Untangling companies’ environmental claims these days can be a head-spinning endeavor, and reading Meta’s latest sustainability report is no exception. Depending on how you look at it, the company’s greenhouse gas emissions either grew or fell last year.
Confused? The discrepancy has to do with whether you’re assessing total or net emissions and, crucially, whether you’re considering the local impact Meta has in places where it operates.
It helps to take a look at the graph below from the sustainability report. The light gray bars show Meta’s total “location-based” greenhouse gas emissions. Those bars have risen steadily since 2019, climbing to a total of 14,067,104 metric tons of carbon dioxide equivalent in 2023. It’s a slight increase in planet-heating pollution over the past year.
The darker bars on the same graph, on the other hand, show “market-based” emissions falling over the past year. Looking at these numbers, Meta’s carbon footprint appears nearly half as small, reaching just 7,443,182 metric tons in 2023.
So, which number should we believe? Meta, unsurprisingly, highlights the smaller figure near the top of its report, a couple pages ahead of the graph. But it’s important to keep both figures in mind — especially given how difficult it is to suss out how effective market-based mechanisms can really be in eliminating the fossil fuel pollution causing climate change.
“They’ve almost halved their emissions on paper, but it’s really difficult to say how much they’ve reduced it in reality,” says Rachel Kitchin, senior corporate climate campaigner at the environmental organization Stand.earth.
When it comes to the larger, location-based emissions, she says, “You could argue that it’s what their emissions actually are.” Those taller gray bars on the graph reflect local pollution stemming from the electricity the company uses wherever it sets up shop. Data centers typically connect into the local power grid, so they run on the same mix of fossil fuels as everyone else. A majority of Meta’s data centers are located in the US, where 60 percent of electricity still comes from fossil fuels.
But Meta says it matches 100 percent of its electricity use with renewable energy purchases, which is how it’s able to show a much smaller carbon footprint on paper. It can do that through something called a Renewable Energy Certificate, or REC, that represents a claim to the environmental benefits of renewable energy. Power companies generating renewable energy can sell both the electricity itself and the REC, which is supposed to provide additional income to support the development of new renewable projects.
Companies like Meta can ostensibly cancel out or offset carbon emissions from their electricity use by purchasing those RECs. Unfortunately, the math doesn’t always add up in the real world. Companies often overestimate the amount of greenhouse gas emissions they think they’re reducing through RECs, a 2022 study of 115 companies found. The problem is that RECs have gotten so cheap that selling them isn’t necessarily enough to fund new clean energy projects.
There are ways to avoid those pitfalls, however. That’s why it’s still worth looking into Meta’s market-based emissions, which take RECs and other commitments to support renewable energy growth into account.
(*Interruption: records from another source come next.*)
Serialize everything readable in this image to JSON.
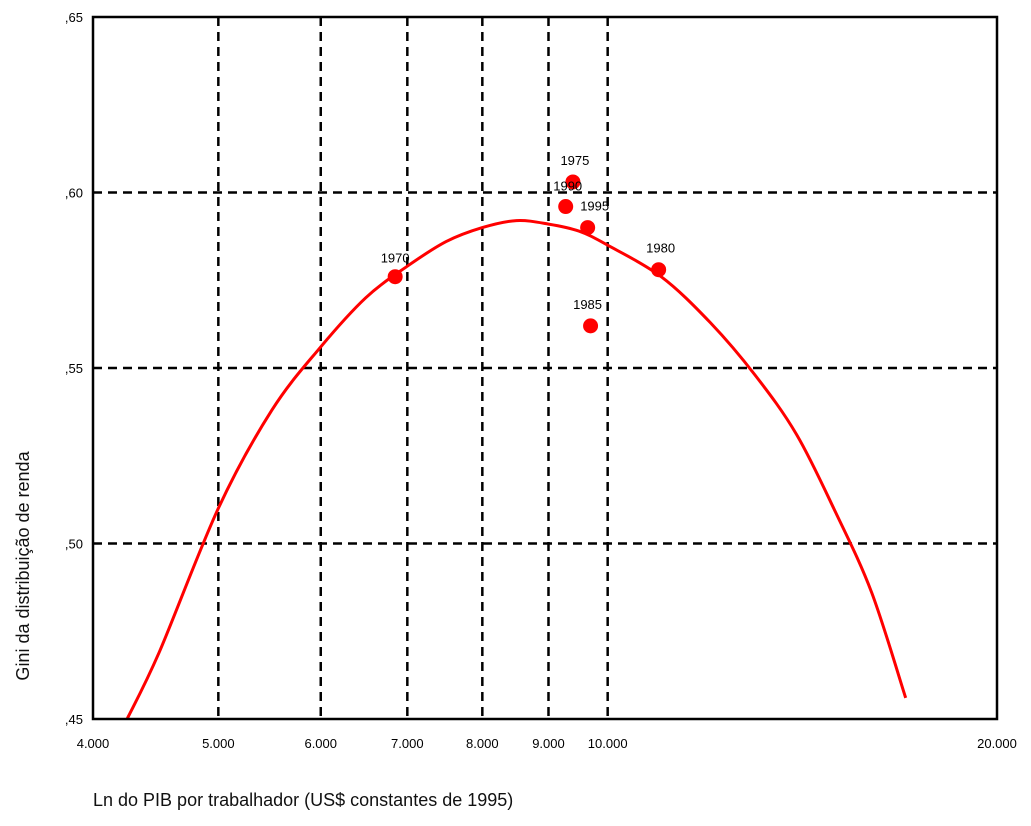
{
  "chart_data": {
    "type": "scatter",
    "title": "",
    "xlabel": "Ln do PIB por trabalhador (US$ constantes de 1995)",
    "ylabel": "Gini da distribuição de renda",
    "x_scale": "log",
    "xlim": [
      4000,
      20000
    ],
    "ylim": [
      0.45,
      0.65
    ],
    "x_ticks": [
      {
        "value": 4000,
        "label": "4.000"
      },
      {
        "value": 5000,
        "label": "5.000"
      },
      {
        "value": 6000,
        "label": "6.000"
      },
      {
        "value": 7000,
        "label": "7.000"
      },
      {
        "value": 8000,
        "label": "8.000"
      },
      {
        "value": 9000,
        "label": "9.000"
      },
      {
        "value": 10000,
        "label": "10.000"
      },
      {
        "value": 20000,
        "label": "20.000"
      }
    ],
    "y_ticks": [
      {
        "value": 0.45,
        "label": ",45"
      },
      {
        "value": 0.5,
        "label": ",50"
      },
      {
        "value": 0.55,
        "label": ",55"
      },
      {
        "value": 0.6,
        "label": ",60"
      },
      {
        "value": 0.65,
        "label": ",65"
      }
    ],
    "grid": true,
    "x_gridlines": [
      5000,
      6000,
      7000,
      8000,
      9000,
      10000
    ],
    "y_gridlines": [
      0.5,
      0.55,
      0.6
    ],
    "points": [
      {
        "label": "1970",
        "x": 6850,
        "y": 0.576
      },
      {
        "label": "1975",
        "x": 9400,
        "y": 0.603
      },
      {
        "label": "1990",
        "x": 9280,
        "y": 0.596
      },
      {
        "label": "1995",
        "x": 9650,
        "y": 0.59
      },
      {
        "label": "1980",
        "x": 10950,
        "y": 0.578
      },
      {
        "label": "1985",
        "x": 9700,
        "y": 0.562
      }
    ],
    "fit_curve": [
      {
        "x": 4250,
        "y": 0.45
      },
      {
        "x": 4500,
        "y": 0.469
      },
      {
        "x": 5000,
        "y": 0.51
      },
      {
        "x": 5500,
        "y": 0.538
      },
      {
        "x": 6000,
        "y": 0.556
      },
      {
        "x": 6500,
        "y": 0.57
      },
      {
        "x": 7000,
        "y": 0.579
      },
      {
        "x": 7500,
        "y": 0.586
      },
      {
        "x": 8000,
        "y": 0.59
      },
      {
        "x": 8500,
        "y": 0.592
      },
      {
        "x": 9000,
        "y": 0.591
      },
      {
        "x": 9500,
        "y": 0.589
      },
      {
        "x": 10000,
        "y": 0.585
      },
      {
        "x": 11000,
        "y": 0.576
      },
      {
        "x": 12000,
        "y": 0.563
      },
      {
        "x": 13000,
        "y": 0.548
      },
      {
        "x": 14000,
        "y": 0.531
      },
      {
        "x": 15000,
        "y": 0.509
      },
      {
        "x": 16000,
        "y": 0.486
      },
      {
        "x": 17000,
        "y": 0.456
      }
    ],
    "colors": {
      "points": "#ff0000",
      "curve": "#ff0000",
      "grid": "#000000",
      "frame": "#000000"
    }
  }
}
Buying locally makes a big difference. Companies like Meta can agree to purchase bundled RECs specifically tied to new renewable energy projects in the same region where they operate. That way, they can help get more clean energy onto the local power grid and into local homes, businesses, and its own data centers. Commitments to match electricity use with renewable energy on a 24/7 basis rather than on an annual accounting sheet can also have more impact. It incentivizes the construction of additional clean power sources that can balance each other out when the sun doesn’t shine or winds die down.
To its credit, Meta says supporting new wind and solar projects near its data centers is a priority. An economic impact study it conducted last year found that its support for 86 new wind and solar projects across 24 states in the US should add up to 9,800MW of renewable energy to local grids by 2025. For comparison, Texas had more than 15,000MW of utility-scale solar capacity as of last year.
“I would say, from reading their report, it seems as though Meta has broadly pursued a high-impact approach to renewable energy,” Kitchin says. This week, for example, Meta announced a new initiative to develop geothermal energy for new data centers.
Finding new sources of clean energy has become an even bigger challenge because of how energy-intensive it is to train new AI tools. “As we want to build more data centers, it’s going to be really important that the electricity grids around us continue to decarbonize,” Urvi Parekh, head of renewable energy at Meta, said in a call with The Verge this week. “Our data centers are online 24 hours a day so that users can access the products like Instagram and WhatsApp and others. And so what’s great about geothermal energy is that it can also supply electricity around the clock.”
There’s still a lot of progress to be made. Meta sourced 8.5 percent of its renewable energy purchases from less effective, unbundled RECs, according to an assessment of tech companies’ renewable energy spending that Stand.earth published earlier this year. In an email, Meta didn’t confirm whether that figure is still accurate — just that unbundled RECs make up a “small percentage” of its portfolio. Meta says it mostly enters into long-term agreements to purchase renewable energy from new projects.
But whether you look at the location or market-based emissions in its latest sustainability report, Meta’s carbon footprint is still significantly larger than it was in 2020. That’s the year it pledged to reach net-zero emissions by 2030 across its operations, supply chain, and consumer use of its products. Now, it’s even further from that goal than when it started.